When he plans a pretty cool party himself:

  • CJ: Mummy, I had a dream
  • Me: What was your dream, sweet pea?
  • CJ: I had a party
  • Me: What a lovely dream. What was the party like?
  • CJ: It was a blue party with a cake and a blue eberrywhere.
  • Me: Did you have a good time?
  • CJ: It was raining but eberryone say “Yay!! Party inside” and fall on floor with bah-woons 😂😂😂

When he’s unintentionally punny:

  • CJ, holding up one of his Dinosaur Train toys: This my the-saurus. What his other name?

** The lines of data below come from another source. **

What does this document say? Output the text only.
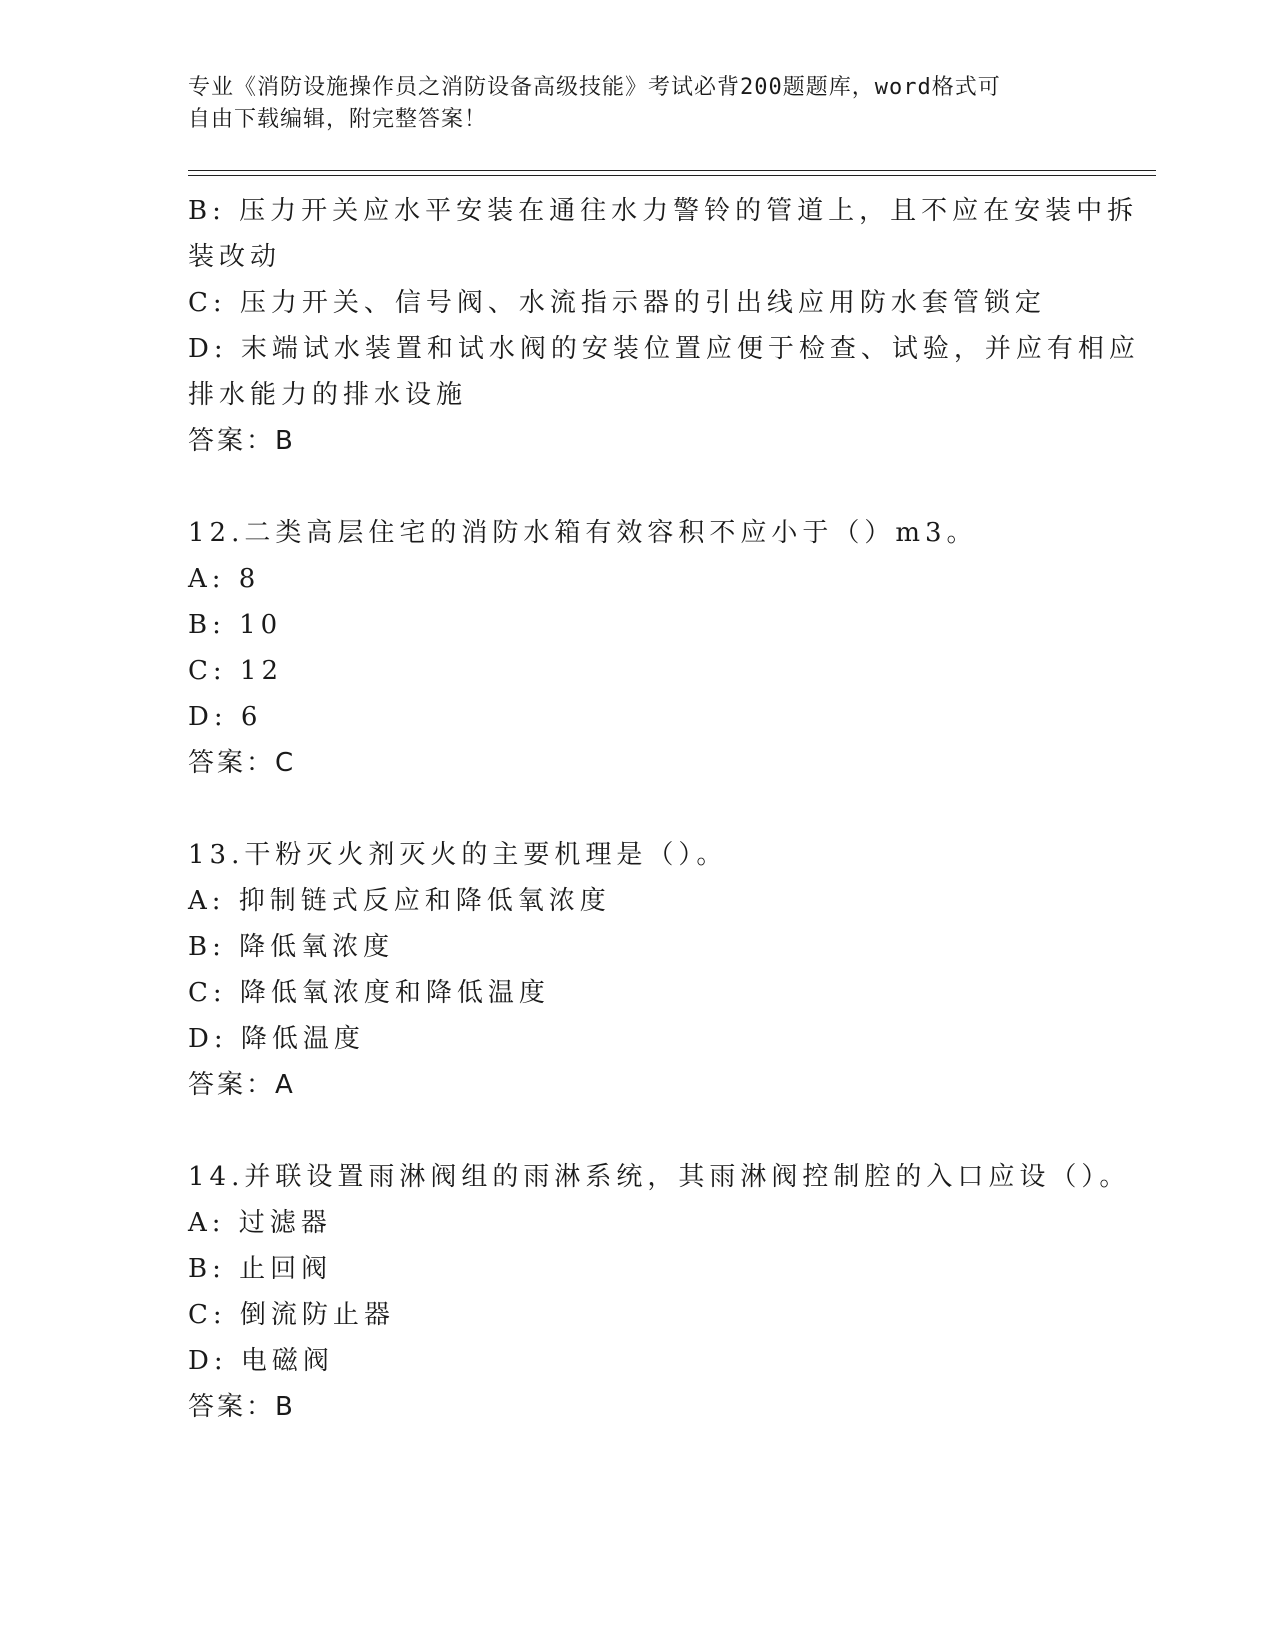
专业《消防设施操作员之消防设备高级技能》考试必背200题题库，word格式可
自由下载编辑，附完整答案！
B: 压力开关应水平安装在通往水力警铃的管道上，且不应在安装中拆
装改动
C: 压力开关、信号阀、水流指示器的引出线应用防水套管锁定
D: 末端试水装置和试水阀的安装位置应便于检查、试验，并应有相应
排水能力的排水设施
答案：B
12.二类高层住宅的消防水箱有效容积不应小于（）m3。
A: 8
B: 10
C: 12
D: 6
答案：C
13.干粉灭火剂灭火的主要机理是（）。
A: 抑制链式反应和降低氧浓度
B: 降低氧浓度
C: 降低氧浓度和降低温度
D: 降低温度
答案：A
14.并联设置雨淋阀组的雨淋系统，其雨淋阀控制腔的入口应设（）。
A: 过滤器
B: 止回阀
C: 倒流防止器
D: 电磁阀
答案：B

When he’s supportive of his fellow “man”:

  • CJ: Wasssss dat?
  • Me: That’s a peacock. The boy ones have pretty tails.
  • CJ (pointing): Is a boy like me?
  • Me: Yeah, that one is a boy.
  • CJ: Eeepcop, you a good boy.

When he doesn’t want to admit he’s tired:

  • Me, lying in bed with CJ: Any songs tonight, bud?
  • CJ: Mummy?
  • Me: Yes, sweet pea
  • CJ: Mummy, Cway (Muffin McClay) is tired
  • Me: Ohhhh… should I go so that Clay can go to sleep?
  • CJ: Yes pwease mummy, he’s very sweepy (sleepy)

I swear, the quirks in grammar at the moment is what is killing me – you can’t get angry with a toddler who says “I don’t want…” as “I’m not wanting”. “I’m not wanting to get dressed”, “I’m not wanting that for dinner”. So cute!